Celebratory signs, posters and banners along with spirit fans with the likeness of James P. Allison, Ph.D., descended on the hallways of The University of Texas MD Anderson Cancer Center on Friday as hundreds of well-wishers cheered during an indoor parade to celebrate the institution’s first Nobel laureate.
Allison, an immunologist, was awarded the 2018 Nobel Prize in Physiology or Medicine jointly with Japanese immunologist Tasuku Honjo, M.D., Ph.D. on Oct. 1, 2018 for the discovery of cancer therapies that stimulate the immune system to attack tumor cells.
After nearly an hour of rock-star treatment through hallways and up escalators, Allison was joined in a brief news conference by his wife and research collaborator, Pam Sharma, M.D., Ph.D., and MD Anderson President Peter Pisters.

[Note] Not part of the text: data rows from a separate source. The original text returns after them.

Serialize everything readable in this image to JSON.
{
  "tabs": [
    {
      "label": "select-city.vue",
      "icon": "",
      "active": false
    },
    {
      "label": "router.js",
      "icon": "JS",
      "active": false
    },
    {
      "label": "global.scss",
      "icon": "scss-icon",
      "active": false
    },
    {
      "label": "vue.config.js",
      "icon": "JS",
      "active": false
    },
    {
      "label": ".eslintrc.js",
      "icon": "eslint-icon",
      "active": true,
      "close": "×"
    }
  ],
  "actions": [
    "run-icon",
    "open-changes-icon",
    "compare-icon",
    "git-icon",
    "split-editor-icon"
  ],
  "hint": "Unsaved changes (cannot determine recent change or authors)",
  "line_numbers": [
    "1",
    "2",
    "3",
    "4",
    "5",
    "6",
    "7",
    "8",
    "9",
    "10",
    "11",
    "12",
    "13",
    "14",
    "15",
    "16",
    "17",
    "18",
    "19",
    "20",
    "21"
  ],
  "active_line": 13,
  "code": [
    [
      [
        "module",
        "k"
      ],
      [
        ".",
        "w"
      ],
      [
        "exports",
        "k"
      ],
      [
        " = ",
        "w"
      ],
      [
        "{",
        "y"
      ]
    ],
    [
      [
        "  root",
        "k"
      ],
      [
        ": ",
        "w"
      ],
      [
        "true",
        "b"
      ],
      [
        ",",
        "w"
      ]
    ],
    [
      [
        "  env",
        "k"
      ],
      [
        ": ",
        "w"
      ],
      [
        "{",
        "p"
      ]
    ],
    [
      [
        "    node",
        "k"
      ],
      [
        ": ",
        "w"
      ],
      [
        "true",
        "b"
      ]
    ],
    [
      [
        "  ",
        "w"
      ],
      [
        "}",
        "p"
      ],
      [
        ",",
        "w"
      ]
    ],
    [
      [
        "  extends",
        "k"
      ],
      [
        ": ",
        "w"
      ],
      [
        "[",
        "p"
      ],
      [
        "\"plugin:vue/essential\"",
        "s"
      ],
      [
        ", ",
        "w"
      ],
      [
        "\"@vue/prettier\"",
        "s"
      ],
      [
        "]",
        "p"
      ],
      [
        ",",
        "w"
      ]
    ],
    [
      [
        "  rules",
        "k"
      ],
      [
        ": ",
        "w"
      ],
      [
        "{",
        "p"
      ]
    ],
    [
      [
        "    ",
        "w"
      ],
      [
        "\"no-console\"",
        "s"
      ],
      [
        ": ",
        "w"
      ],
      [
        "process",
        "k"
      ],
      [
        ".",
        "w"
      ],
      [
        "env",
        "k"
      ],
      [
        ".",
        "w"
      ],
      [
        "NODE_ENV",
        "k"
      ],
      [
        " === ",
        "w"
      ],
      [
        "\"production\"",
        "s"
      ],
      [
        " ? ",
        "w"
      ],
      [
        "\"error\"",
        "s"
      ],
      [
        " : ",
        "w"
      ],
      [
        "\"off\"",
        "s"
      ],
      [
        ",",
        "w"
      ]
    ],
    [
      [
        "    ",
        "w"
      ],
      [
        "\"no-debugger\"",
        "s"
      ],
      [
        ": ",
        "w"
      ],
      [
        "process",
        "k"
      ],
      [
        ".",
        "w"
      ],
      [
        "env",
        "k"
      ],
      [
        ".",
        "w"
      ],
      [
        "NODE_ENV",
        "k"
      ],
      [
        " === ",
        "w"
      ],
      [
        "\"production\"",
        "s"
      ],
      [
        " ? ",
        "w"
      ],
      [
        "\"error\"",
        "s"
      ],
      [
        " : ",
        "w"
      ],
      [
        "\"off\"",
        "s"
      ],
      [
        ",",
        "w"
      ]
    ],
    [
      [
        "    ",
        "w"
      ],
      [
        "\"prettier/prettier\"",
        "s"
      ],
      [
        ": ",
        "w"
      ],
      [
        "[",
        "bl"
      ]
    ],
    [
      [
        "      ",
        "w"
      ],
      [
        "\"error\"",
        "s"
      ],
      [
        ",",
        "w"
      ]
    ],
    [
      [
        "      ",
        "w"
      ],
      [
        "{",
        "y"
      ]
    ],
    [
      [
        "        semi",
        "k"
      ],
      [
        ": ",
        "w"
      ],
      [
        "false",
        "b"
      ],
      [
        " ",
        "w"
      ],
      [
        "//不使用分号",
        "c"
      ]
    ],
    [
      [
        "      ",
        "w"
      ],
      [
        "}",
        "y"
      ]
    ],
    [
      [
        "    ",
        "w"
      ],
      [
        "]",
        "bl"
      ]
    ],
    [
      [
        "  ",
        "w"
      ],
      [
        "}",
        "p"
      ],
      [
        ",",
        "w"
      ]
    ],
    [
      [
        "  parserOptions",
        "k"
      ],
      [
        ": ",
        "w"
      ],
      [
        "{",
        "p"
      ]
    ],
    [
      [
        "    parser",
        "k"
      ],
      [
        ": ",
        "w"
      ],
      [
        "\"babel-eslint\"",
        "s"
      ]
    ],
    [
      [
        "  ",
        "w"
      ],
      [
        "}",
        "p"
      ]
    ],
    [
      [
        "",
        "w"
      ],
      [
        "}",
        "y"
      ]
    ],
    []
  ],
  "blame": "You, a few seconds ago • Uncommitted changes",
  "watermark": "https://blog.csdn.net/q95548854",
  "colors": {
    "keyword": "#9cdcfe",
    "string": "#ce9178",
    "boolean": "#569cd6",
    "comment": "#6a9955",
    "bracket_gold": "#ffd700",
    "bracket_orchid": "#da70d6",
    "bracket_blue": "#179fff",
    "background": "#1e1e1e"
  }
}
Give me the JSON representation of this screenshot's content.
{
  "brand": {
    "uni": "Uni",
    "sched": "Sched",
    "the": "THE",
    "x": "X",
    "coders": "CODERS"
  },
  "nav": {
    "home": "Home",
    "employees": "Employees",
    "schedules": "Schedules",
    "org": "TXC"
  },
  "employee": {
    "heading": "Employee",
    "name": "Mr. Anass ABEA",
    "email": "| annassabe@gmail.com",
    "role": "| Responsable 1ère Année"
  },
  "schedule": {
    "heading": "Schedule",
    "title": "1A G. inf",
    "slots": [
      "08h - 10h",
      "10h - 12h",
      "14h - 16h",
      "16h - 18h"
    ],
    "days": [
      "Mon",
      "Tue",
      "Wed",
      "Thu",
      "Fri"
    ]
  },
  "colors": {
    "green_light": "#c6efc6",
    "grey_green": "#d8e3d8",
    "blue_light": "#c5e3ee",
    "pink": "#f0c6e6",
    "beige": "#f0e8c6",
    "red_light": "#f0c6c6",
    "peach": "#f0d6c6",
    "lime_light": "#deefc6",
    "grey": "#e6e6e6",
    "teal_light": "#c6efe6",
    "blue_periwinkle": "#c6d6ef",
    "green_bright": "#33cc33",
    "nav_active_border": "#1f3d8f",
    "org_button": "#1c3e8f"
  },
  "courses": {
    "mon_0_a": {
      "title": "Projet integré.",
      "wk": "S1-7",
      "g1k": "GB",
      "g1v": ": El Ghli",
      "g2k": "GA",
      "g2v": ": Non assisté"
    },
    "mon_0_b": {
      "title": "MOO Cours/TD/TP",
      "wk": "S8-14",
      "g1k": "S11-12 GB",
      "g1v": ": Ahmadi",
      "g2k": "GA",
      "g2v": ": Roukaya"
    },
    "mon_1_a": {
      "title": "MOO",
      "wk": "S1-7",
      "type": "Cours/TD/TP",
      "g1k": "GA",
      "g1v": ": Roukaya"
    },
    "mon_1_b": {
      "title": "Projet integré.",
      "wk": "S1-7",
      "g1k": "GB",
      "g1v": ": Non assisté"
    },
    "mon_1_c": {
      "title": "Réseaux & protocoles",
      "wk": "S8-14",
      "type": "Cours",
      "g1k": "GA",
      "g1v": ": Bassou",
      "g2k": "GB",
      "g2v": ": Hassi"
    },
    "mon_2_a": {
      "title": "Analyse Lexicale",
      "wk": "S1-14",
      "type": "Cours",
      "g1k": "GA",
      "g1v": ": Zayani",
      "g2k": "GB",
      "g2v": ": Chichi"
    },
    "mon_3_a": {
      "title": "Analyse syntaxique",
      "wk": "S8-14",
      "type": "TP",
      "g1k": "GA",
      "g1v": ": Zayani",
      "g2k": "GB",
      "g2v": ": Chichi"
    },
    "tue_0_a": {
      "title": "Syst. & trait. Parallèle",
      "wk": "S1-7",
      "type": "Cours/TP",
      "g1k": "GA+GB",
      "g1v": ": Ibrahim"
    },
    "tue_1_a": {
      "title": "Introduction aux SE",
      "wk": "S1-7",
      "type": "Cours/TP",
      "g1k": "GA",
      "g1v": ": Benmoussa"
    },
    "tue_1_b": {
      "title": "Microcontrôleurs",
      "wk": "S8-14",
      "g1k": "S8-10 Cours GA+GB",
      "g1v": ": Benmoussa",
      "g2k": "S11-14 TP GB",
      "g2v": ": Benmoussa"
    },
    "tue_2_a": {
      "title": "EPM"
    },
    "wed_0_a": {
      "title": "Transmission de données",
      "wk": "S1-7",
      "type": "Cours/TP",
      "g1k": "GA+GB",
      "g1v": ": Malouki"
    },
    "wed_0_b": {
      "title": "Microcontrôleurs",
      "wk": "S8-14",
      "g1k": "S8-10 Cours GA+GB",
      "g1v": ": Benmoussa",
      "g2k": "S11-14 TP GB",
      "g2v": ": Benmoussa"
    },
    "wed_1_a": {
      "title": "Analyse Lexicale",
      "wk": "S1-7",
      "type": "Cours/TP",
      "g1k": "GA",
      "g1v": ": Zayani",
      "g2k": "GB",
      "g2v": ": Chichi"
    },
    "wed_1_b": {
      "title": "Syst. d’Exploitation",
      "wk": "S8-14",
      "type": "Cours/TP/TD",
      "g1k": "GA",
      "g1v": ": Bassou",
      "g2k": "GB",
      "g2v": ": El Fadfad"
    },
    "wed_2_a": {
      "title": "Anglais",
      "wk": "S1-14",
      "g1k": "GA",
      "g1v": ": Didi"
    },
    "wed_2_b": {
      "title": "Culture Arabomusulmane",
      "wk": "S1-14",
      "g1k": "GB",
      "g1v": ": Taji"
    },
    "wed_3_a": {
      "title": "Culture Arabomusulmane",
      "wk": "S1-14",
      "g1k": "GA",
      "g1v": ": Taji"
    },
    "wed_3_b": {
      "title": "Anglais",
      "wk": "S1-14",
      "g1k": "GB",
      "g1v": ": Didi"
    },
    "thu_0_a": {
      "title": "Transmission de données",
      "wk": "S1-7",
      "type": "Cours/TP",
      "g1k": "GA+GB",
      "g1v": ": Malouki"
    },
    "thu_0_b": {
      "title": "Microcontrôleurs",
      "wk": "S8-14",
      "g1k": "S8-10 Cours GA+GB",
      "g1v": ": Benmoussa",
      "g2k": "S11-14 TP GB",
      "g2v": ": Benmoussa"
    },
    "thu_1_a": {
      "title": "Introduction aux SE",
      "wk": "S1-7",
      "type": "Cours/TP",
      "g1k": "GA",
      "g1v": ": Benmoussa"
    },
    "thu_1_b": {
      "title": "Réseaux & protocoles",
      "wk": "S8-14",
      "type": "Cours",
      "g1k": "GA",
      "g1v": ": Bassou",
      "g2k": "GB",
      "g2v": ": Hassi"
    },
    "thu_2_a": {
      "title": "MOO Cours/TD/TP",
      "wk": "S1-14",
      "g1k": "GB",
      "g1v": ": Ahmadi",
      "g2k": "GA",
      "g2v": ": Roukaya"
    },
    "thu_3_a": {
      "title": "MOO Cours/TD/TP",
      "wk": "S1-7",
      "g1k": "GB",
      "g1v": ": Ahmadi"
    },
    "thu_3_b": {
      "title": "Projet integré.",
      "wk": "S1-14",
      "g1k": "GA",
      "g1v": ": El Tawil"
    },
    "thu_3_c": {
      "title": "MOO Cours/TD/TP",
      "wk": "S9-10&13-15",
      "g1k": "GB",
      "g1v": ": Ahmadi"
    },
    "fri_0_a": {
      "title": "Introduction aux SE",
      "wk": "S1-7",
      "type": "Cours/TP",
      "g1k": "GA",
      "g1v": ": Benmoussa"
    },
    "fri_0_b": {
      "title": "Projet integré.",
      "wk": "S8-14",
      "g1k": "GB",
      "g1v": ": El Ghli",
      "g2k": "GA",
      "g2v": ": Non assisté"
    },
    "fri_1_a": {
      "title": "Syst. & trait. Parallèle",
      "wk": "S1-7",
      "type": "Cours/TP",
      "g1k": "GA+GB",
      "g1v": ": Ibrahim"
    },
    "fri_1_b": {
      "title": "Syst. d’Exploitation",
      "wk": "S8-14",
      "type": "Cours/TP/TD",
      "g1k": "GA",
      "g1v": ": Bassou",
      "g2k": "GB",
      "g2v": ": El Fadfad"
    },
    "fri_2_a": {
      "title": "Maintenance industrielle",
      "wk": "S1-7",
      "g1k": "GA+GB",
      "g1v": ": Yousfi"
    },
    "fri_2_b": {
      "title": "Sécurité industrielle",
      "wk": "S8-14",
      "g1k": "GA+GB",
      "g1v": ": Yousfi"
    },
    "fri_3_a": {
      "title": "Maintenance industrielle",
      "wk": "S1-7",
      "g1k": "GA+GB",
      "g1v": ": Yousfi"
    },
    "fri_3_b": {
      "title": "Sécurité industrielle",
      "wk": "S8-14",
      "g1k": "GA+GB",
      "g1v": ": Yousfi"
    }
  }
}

The Nobel laureate offered this advice to young people who are interested in science, technology, engineering and math—fields collectively known as STEM.
“I was always interested in reading about, particularly biology, and learning about it and taking advantage of the summer school programs,” he said. “What I would just say to kids that really want to do science is: Just stick with it.”
He also commented about how his work has contributed to cancer-healing miracles.
“The miracles actually come out of deep science and understanding how it works,” Allison said. “Our work on this molecule, CTLA-4, had nothing to do with cancer—it had to do with understanding how T cells work. And once we figured it out, then I was able to say: ‘Oh, maybe we could do this’ and take it to the clinic.”